In 1931 Carl Cori accepted the position of chairman of the Department of Pharmacology of the Washington University School of Medicine. The University rules at the time prohibited faculty appointment of two members of the same family, so Gerty Cori was hired as a research fellow in Pharmacology. In the early 1940s the Coris moved to the department of Biological Chemistry. Gerty Cori was made an associate professor of Research Biological Chemistry and Pharmacology in 1943. She was promoted to the rank of professor of Biological Chemistry in July 1947.

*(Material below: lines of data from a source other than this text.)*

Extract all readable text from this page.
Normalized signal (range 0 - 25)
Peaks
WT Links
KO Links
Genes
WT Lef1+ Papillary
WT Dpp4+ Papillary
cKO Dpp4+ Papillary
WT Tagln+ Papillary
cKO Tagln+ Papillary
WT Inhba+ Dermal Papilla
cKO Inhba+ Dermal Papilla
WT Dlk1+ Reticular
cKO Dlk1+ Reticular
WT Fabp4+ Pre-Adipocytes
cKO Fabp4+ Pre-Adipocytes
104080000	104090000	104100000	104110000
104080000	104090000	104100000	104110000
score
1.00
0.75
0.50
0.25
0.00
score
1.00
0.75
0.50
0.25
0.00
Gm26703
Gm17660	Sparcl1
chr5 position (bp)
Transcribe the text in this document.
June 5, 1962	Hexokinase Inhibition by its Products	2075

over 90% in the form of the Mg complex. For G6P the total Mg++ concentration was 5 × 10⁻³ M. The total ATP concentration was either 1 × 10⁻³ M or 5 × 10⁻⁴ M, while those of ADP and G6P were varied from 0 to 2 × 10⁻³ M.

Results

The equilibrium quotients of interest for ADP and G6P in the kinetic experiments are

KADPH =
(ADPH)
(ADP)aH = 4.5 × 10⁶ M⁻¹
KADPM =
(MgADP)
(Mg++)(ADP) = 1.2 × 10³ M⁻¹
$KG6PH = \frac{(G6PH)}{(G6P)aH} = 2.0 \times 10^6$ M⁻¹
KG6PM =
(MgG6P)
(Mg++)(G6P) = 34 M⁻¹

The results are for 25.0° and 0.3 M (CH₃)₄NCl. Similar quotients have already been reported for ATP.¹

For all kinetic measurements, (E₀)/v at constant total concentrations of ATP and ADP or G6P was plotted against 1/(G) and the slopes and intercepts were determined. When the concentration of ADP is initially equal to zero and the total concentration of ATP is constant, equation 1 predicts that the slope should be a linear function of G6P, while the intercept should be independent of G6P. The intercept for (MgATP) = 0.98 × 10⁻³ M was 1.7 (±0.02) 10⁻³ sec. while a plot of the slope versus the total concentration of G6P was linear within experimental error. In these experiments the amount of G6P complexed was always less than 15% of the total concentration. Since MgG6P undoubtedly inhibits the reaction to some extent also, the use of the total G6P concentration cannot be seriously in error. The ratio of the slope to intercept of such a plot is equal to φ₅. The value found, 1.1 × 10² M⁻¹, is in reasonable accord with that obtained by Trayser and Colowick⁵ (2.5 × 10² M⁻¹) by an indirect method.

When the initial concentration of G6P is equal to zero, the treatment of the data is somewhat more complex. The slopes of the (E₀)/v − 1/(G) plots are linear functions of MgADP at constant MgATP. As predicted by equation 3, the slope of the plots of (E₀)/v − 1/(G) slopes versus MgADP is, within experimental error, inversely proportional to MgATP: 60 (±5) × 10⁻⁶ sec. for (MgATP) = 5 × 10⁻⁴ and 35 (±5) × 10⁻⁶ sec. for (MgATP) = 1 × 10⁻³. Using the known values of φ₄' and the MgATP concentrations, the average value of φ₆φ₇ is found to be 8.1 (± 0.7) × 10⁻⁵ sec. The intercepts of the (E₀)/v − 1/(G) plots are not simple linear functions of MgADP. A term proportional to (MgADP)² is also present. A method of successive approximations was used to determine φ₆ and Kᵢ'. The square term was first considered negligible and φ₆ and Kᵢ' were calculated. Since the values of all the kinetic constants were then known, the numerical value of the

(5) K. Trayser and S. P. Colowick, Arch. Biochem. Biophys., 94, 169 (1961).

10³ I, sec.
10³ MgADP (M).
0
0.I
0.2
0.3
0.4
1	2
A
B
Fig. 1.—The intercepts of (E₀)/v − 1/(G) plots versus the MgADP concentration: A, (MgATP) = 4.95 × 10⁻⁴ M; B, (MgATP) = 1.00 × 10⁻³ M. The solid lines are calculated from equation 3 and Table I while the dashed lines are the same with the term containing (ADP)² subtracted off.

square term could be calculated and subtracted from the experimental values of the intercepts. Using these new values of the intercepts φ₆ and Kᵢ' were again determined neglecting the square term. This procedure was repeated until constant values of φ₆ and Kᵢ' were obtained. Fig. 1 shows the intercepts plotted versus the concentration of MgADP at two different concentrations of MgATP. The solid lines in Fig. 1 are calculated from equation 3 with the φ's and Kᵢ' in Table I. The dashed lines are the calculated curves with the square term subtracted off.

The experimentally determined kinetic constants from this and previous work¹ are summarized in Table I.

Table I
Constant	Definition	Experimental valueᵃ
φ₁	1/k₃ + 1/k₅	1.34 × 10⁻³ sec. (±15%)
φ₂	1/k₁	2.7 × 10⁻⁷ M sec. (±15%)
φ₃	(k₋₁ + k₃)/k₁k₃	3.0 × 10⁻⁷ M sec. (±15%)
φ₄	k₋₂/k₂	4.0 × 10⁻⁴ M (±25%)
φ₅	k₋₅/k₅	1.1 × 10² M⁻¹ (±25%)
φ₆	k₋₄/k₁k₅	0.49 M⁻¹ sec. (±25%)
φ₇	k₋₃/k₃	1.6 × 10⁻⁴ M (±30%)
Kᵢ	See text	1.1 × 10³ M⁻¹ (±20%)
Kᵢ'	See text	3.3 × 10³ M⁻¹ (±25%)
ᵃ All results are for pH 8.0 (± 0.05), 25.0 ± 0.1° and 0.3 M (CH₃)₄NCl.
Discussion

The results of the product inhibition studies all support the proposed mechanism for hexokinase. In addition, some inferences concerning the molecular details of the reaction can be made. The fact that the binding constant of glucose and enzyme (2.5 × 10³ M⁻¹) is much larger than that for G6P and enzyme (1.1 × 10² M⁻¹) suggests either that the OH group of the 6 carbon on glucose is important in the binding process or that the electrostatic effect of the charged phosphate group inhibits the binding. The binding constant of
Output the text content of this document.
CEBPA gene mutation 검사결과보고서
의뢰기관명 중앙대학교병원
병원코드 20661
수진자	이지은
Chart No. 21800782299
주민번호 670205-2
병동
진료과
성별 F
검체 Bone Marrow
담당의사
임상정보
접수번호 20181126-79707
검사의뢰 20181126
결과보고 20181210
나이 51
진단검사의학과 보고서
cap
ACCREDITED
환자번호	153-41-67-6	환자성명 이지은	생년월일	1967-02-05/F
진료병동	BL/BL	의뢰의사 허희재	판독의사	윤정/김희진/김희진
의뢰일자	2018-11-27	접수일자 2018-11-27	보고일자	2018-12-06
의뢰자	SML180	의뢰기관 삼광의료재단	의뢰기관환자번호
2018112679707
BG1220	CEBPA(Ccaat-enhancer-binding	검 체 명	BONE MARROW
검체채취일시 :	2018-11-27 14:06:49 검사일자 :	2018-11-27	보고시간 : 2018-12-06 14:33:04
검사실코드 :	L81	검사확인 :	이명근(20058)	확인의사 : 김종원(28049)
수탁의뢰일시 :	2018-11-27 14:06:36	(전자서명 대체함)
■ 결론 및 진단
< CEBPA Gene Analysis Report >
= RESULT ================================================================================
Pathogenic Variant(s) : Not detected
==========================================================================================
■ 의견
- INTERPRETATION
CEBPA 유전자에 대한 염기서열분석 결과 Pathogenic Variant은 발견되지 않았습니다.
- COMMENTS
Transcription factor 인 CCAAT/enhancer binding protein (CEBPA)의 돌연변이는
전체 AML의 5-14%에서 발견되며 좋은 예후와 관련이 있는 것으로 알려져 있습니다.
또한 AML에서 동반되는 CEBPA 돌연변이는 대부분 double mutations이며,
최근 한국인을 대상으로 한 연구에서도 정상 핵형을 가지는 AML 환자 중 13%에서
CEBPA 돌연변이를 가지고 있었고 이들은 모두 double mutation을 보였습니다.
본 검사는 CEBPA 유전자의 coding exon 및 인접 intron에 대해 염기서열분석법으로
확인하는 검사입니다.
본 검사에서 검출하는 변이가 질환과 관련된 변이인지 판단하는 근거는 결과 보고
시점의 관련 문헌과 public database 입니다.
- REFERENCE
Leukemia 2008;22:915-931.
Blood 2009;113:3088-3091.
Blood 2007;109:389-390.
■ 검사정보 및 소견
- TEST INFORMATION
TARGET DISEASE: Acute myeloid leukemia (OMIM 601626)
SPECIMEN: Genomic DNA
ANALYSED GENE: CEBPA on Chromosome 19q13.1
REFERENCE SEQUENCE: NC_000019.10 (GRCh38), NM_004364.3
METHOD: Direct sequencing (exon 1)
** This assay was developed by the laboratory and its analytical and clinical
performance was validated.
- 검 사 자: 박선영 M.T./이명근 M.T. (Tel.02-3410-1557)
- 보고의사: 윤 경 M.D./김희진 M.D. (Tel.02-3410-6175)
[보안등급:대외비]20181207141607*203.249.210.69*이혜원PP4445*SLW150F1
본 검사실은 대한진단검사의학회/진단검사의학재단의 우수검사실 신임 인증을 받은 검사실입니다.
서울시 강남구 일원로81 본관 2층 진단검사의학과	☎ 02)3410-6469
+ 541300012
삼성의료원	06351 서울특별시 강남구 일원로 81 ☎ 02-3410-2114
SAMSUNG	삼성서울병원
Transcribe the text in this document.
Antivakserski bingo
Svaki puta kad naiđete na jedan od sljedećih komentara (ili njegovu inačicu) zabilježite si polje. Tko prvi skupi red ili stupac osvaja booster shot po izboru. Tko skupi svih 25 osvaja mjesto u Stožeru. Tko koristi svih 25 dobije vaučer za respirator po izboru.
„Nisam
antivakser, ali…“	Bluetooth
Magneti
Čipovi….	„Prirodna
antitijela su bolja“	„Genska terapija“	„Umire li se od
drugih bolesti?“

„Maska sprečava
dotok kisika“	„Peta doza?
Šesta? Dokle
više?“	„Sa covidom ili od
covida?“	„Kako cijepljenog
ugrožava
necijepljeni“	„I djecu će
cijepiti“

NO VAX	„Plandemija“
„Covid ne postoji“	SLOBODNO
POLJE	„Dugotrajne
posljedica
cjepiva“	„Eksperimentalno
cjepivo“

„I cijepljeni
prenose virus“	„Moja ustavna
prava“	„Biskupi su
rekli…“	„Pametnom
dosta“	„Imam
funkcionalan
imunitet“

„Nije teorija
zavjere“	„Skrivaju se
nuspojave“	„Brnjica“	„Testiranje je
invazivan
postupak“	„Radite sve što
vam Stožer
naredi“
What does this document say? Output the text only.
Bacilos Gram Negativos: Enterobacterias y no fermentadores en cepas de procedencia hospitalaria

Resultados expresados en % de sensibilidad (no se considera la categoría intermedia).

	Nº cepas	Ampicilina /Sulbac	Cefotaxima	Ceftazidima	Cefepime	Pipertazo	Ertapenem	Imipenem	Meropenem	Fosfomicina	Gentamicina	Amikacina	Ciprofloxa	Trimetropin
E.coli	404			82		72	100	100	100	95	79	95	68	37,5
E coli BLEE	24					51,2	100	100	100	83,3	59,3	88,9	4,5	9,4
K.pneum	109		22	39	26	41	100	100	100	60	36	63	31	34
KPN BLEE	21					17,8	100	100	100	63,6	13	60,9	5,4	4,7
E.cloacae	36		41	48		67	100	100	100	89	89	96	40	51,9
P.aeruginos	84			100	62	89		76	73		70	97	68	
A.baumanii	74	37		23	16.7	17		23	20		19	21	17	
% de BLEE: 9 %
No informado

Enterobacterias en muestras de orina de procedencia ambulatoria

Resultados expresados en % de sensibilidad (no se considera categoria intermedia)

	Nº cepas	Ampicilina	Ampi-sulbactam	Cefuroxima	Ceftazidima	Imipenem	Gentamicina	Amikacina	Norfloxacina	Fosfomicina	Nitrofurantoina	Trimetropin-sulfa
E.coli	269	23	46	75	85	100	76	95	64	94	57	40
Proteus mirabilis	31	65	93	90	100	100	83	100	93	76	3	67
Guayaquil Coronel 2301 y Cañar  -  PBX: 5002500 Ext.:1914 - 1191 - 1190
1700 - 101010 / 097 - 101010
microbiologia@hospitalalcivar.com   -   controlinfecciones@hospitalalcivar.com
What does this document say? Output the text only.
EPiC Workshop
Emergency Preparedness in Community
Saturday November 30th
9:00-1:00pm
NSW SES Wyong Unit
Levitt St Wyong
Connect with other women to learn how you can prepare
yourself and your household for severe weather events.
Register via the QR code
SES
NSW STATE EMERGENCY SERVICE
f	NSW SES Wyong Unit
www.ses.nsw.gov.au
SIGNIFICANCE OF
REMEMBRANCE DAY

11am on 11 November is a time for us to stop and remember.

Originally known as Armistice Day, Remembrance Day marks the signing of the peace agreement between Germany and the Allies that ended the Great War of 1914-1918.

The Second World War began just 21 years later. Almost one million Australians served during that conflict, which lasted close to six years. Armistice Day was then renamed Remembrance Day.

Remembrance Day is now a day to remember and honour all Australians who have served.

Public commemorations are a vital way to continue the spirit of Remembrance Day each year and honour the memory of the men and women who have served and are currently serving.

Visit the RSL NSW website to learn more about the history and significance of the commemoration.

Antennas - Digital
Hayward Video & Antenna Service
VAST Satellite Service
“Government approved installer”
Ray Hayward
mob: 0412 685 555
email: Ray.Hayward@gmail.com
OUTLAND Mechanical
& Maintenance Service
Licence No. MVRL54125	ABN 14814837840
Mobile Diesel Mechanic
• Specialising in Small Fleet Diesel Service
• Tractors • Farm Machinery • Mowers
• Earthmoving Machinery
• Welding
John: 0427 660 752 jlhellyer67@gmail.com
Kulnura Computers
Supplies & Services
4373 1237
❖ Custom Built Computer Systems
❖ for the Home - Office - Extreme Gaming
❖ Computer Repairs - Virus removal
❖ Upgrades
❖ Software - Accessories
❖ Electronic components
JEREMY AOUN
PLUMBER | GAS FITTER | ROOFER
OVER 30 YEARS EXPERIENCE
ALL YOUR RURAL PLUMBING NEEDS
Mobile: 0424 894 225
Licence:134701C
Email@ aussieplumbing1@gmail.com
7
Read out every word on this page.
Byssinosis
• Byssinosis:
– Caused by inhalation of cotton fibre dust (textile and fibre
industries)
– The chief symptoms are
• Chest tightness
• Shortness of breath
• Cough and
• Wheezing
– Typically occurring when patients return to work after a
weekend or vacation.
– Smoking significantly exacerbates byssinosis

In addition to the Nobel Prize in 1947, Gerty Cori was the recipient of many honors and awards. With her husband she was awarded the Midwest Award of the American Chemical Society in 1946. Gerty Cori received the St. Louis Award in 1948, the Squibb Award in endocrinology in 1947, and Garvan medal of the American Chemical Society for women in chemistry in 1948, and the sugar research prize of the National Academy of Sciences in 1950. In 1948 Cori was recognized as a Woman of Achievement in science by the Women's National Press Club. In addition, President Truman appointed Gerty Cori to two terms as a member of the board of the National Science Foundation. Honorary degrees were awarded to Cori by Yale University, Boston University, Smith College, Columbia University, and the University of Rochester. The American Chemical Society designated the research of Gerty and Carl Cori on the metabolism of carbohydrates at The Washington University School of Medicine a National Historic Chemical Landmark on September 21, 2004.

In 1947 Gerty Cori began displaying the symptoms of myelofibrosis, a rare blood disease that affects the bone marrow. She fought the disease for 10 years, refusing to give up her research until the last few months of her life. Cori died on October 26, 1957.